Bupati Siak Dorong Wajib Belajar PAUD 1 Tahun, Orang Tua Diminta Dukung Anak Usia Dini
Bupati Siak Afni menegaskan pentingnya program Wajib Belajar Satu Tahun PAUD. Orang tua diminta aktif mendukung pendidikan anak usia dini agar siap memasuki jenjang SD dan membangun generasi emas Kabupaten Siak.
SIAK – LINTASTIMURMEDIA.COM – Bupati Siak, Afni, menegaskan pentingnya implementasi program Wajib Belajar Satu Tahun Pendidikan Anak Usia Dini (PAUD) sebagai fondasi utama membangun generasi emas Kabupaten Siak. Kebijakan ini merupakan bagian dari program nasional yang tertuang dalam RPJPN 2025–2045, Peta Jalan Pendidikan Indonesia 2045, serta Peraturan Presiden Nomor 12 Tahun 2025 tentang RPJMN 2025–2029.
Dalam sosialisasi yang digelar di Balairung Datuk Empat Suku pada agenda Rumah Rakyat, Sabtu (27/9/2025), Afni mengingatkan seluruh orang tua untuk aktif mendukung pendidikan anak sejak dini. Ia menekankan bahwa masa prasekolah merupakan periode emas yang menentukan kesiapan anak sebelum memasuki jenjang Sekolah Dasar (SD).
“Kita sekarang sudah ada ketetapan wajib belajar satu tahun pra sekolah PAUD. Saya berharap orang tua lebih peduli. Jika anak sudah cukup umur, segera daftarkan ke PAUD. Ini penting untuk membentuk kesiapan akademik, motorik, dan sosial anak,” jelas Bupati Afni.
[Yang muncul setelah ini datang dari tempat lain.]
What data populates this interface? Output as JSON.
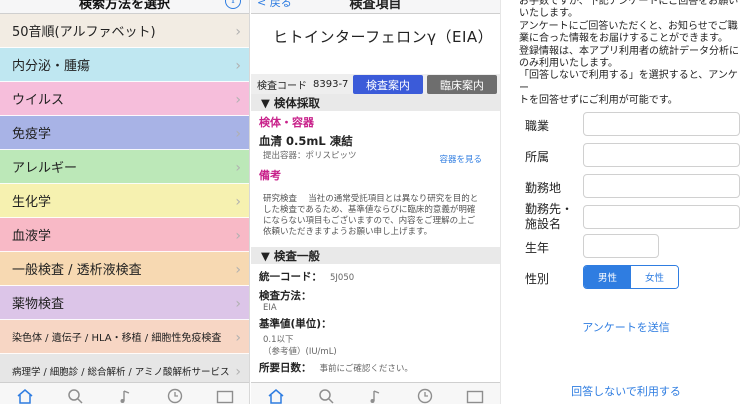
{
  "panel1": {
    "nav_title": "検索方法を選択",
    "categories": [
      {
        "label": "50音順(アルファベット)",
        "color": "#f2ece3"
      },
      {
        "label": "内分泌・腫瘍",
        "color": "#bfe7f1"
      },
      {
        "label": "ウイルス",
        "color": "#f6bedb"
      },
      {
        "label": "免疫学",
        "color": "#a8b3e6"
      },
      {
        "label": "アレルギー",
        "color": "#bce8b8"
      },
      {
        "label": "生化学",
        "color": "#f6f1b0"
      },
      {
        "label": "血液学",
        "color": "#f8b9c6"
      },
      {
        "label": "一般検査 / 透析液検査",
        "color": "#f7d9b2"
      },
      {
        "label": "薬物検査",
        "color": "#dcc5e8"
      },
      {
        "label": "染色体 / 遺伝子 / HLA・移植 / 細胞性免疫検査",
        "color": "#f7d6c4"
      },
      {
        "label": "病理学 / 細胞診 / 総合解析 / アミノ酸解析サービス",
        "color": "#e6e6e6"
      }
    ]
  },
  "panel2": {
    "nav_back": "< 戻る",
    "nav_title": "検査項目",
    "test_title": "ヒトインターフェロンγ（EIA）",
    "code_label": "検査コード",
    "code_value": "8393-7",
    "btn_test_info": "検査案内",
    "btn_clinical_info": "臨床案内",
    "section_sample": "▼ 検体採取",
    "sample_label": "検体・容器",
    "sample_value": "血清  0.5mL 凍結",
    "container_text": "提出容器：ポリスピッツ",
    "container_link": "容器を見る",
    "remarks_label": "備考",
    "remarks_text": "研究検査　 当社の通常受託項目とは異なり研究を目的とした検査であるため、基準値ならびに臨床的意義が明確にならない項目もございますので、内容をご理解の上ご依頼いただきますようお願い申し上げます。",
    "section_general": "▼ 検査一般",
    "unified_code_label": "統一コード：",
    "unified_code_value": "5J050",
    "method_label": "検査方法：",
    "method_value": "EIA",
    "ref_label": "基準値(単位)：",
    "ref_value1": "0.1以下",
    "ref_value2": "（参考値）(IU/mL)",
    "days_label": "所要日数：",
    "days_value": "事前にご確認ください。"
  },
  "panel3": {
    "intro_lines": [
      "お手数ですが、下記アンケートにご回答をお願い",
      "いたします。",
      "アンケートにご回答いただくと、お知らせでご職",
      "業に合った情報をお届けすることができます。",
      "登録情報は、本アプリ利用者の統計データ分析に",
      "のみ利用いたします。",
      "「回答しないで利用する」を選択すると、アンケー",
      "トを回答せずにご利用が可能です。"
    ],
    "field_occupation": "職業",
    "field_affiliation": "所属",
    "field_location": "勤務地",
    "field_workplace_1": "勤務先・",
    "field_workplace_2": "施設名",
    "field_birth_year": "生年",
    "field_gender": "性別",
    "gender_male": "男性",
    "gender_female": "女性",
    "submit_label": "アンケートを送信",
    "skip_label": "回答しないで利用する"
  },
  "colors": {
    "accent": "#2f7de1",
    "magenta": "#c8208a",
    "button_blue": "#3b5bd9",
    "button_gray": "#6e6e6e"
  }
}
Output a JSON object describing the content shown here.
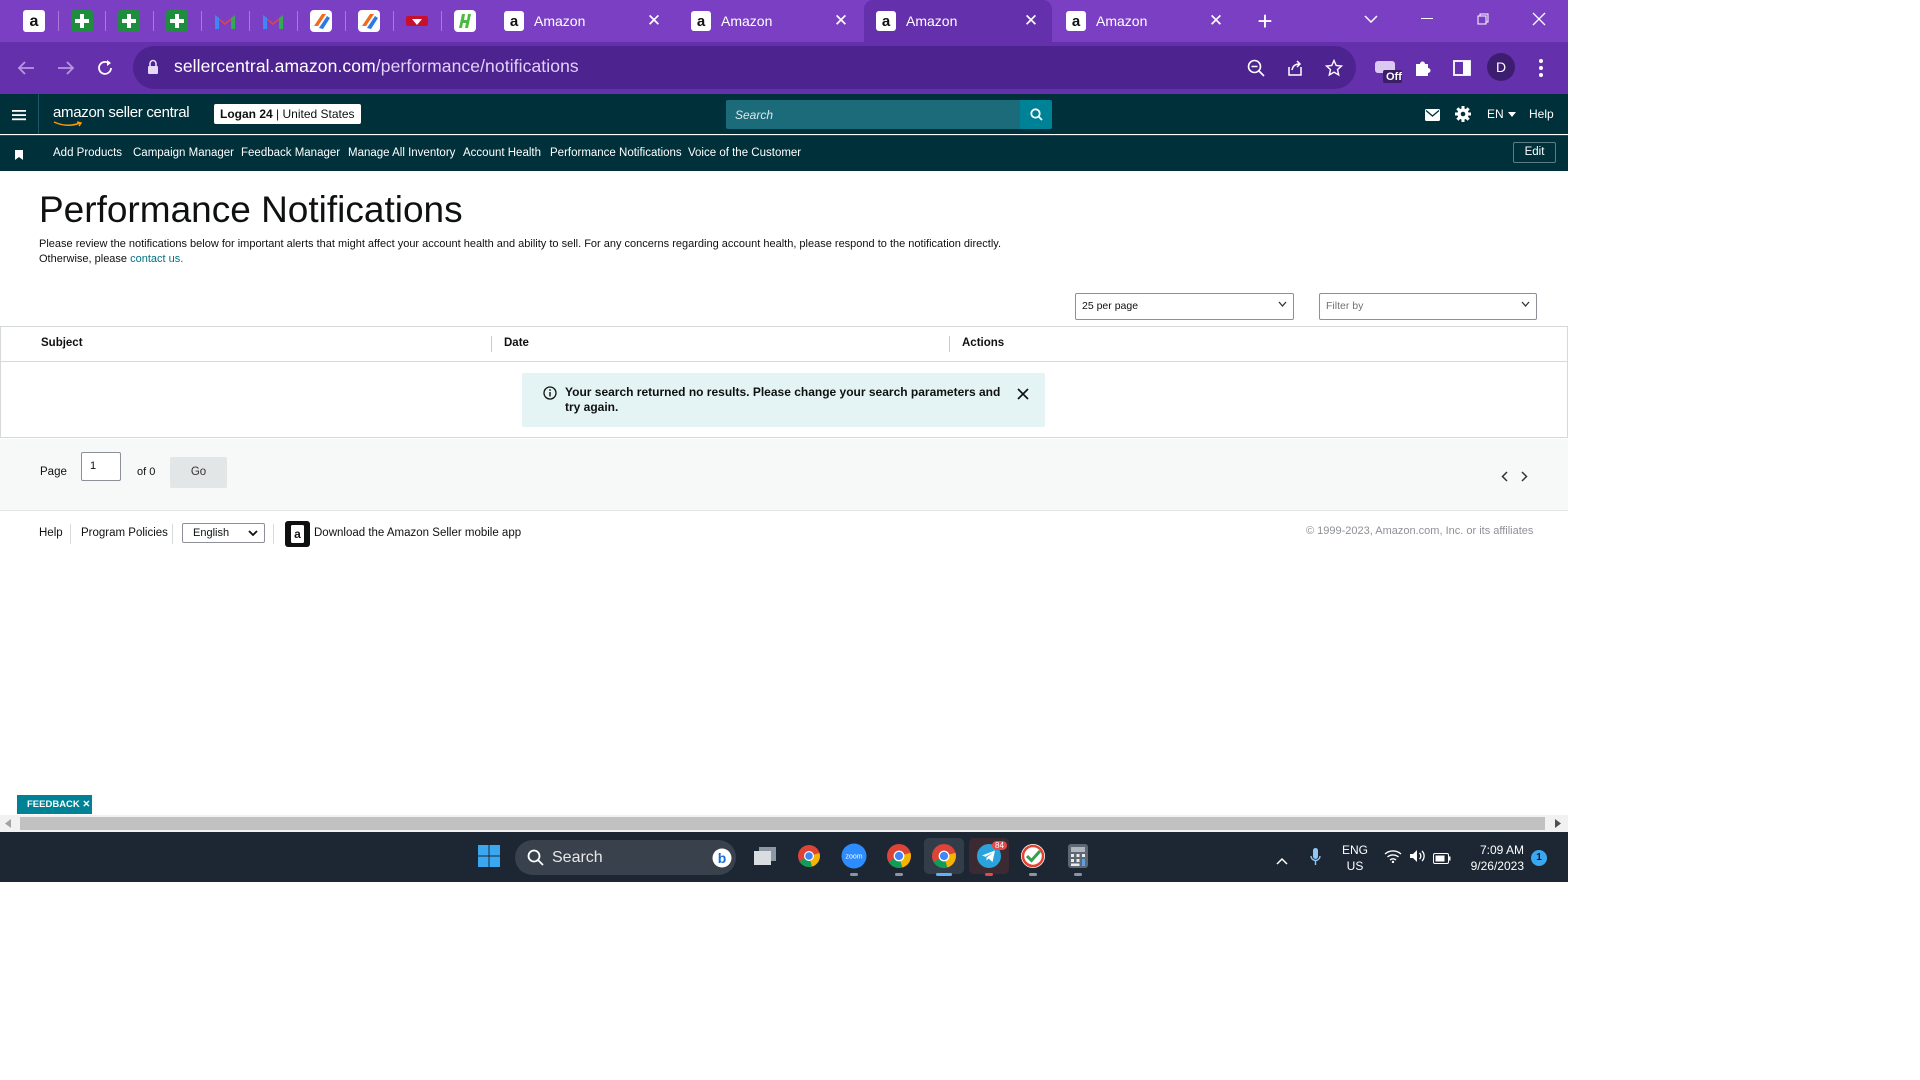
{
  "browser": {
    "tabs": [
      {
        "title": "Amazon"
      },
      {
        "title": "Amazon"
      },
      {
        "title": "Amazon"
      },
      {
        "title": "Amazon"
      }
    ],
    "url_host": "sellercentral.amazon.com",
    "url_path": "/performance/notifications",
    "extension_badge": "Off",
    "profile_initial": "D"
  },
  "header": {
    "logo": "amazon seller central",
    "store_name": "Logan 24",
    "store_region": "| United States",
    "search_placeholder": "Search",
    "language": "EN",
    "help": "Help"
  },
  "nav": {
    "items": [
      "Add Products",
      "Campaign Manager",
      "Feedback Manager",
      "Manage All Inventory",
      "Account Health",
      "Performance Notifications",
      "Voice of the Customer"
    ],
    "edit": "Edit"
  },
  "page": {
    "title": "Performance Notifications",
    "description": "Please review the notifications below for important alerts that might affect your account health and ability to sell. For any concerns regarding account health, please respond to the notification directly. Otherwise, please",
    "contact_link": "contact us.",
    "per_page": "25 per page",
    "filter_placeholder": "Filter by"
  },
  "table": {
    "columns": [
      "Subject",
      "Date",
      "Actions"
    ],
    "empty_message": "Your search returned no results. Please change your search parameters and try again."
  },
  "pager": {
    "label": "Page",
    "current": "1",
    "of_label": "of 0",
    "go": "Go"
  },
  "footer": {
    "help": "Help",
    "policies": "Program Policies",
    "language": "English",
    "app_link": "Download the Amazon Seller mobile app",
    "copyright": "© 1999-2023, Amazon.com, Inc. or its affiliates"
  },
  "feedback": "FEEDBACK",
  "taskbar": {
    "search": "Search",
    "telegram_badge": "84",
    "lang_top": "ENG",
    "lang_bottom": "US",
    "time": "7:09 AM",
    "date": "9/26/2023",
    "notification_count": "1"
  },
  "colors": {
    "chrome_frame": "#7b3fc4",
    "chrome_toolbar": "#6530ac",
    "amazon_header": "#00303a",
    "link": "#007185",
    "alert_bg": "#e4f3f3"
  }
}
Dukungan Orang Tua Jadi Kunci
Program ini tidak hanya sebatas kebijakan administratif, melainkan sarana memperkuat perhatian masyarakat terhadap layanan PAUD yang berkualitas. Afni mengajak semua pihak, terutama orang tua, untuk memastikan anak-anak usia 5–6 tahun mendapatkan akses pendidikan bermutu sebelum melangkah ke SD.
“Mari kita dorong bersama anak-anak masuk PAUD agar mereka terbiasa membaca, motoriknya berkembang baik, dan siap menghadapi tantangan saat melanjutkan ke SD,” tambahnya.
Sebagai Bunda PAUD Kabupaten Siak, Afni berkomitmen meningkatkan kerja sama lintas sektor guna menghadirkan layanan pendidikan yang inklusif, ramah anak, dan mampu menumbuhkan karakter generasi cerdas, sehat, serta berakhlak mulia.
Apresiasi Tenaga Pendidik
Salah seorang pendidik PAUD dari Kecamatan Tualang, Ester, turut menyampaikan apresiasi atas komitmen pemerintah daerah. Menurutnya, kegiatan sosialisasi ini memberikan motivasi baru bagi tenaga pendidik dalam meningkatkan kualitas layanan.
“Luar biasa sekali kegiatan ini. Bagi kami para guru PAUD, ini adalah penyemangat untuk terus berupaya memberikan layanan terbaik bagi anak-anak didik,” ujarnya penuh semangat.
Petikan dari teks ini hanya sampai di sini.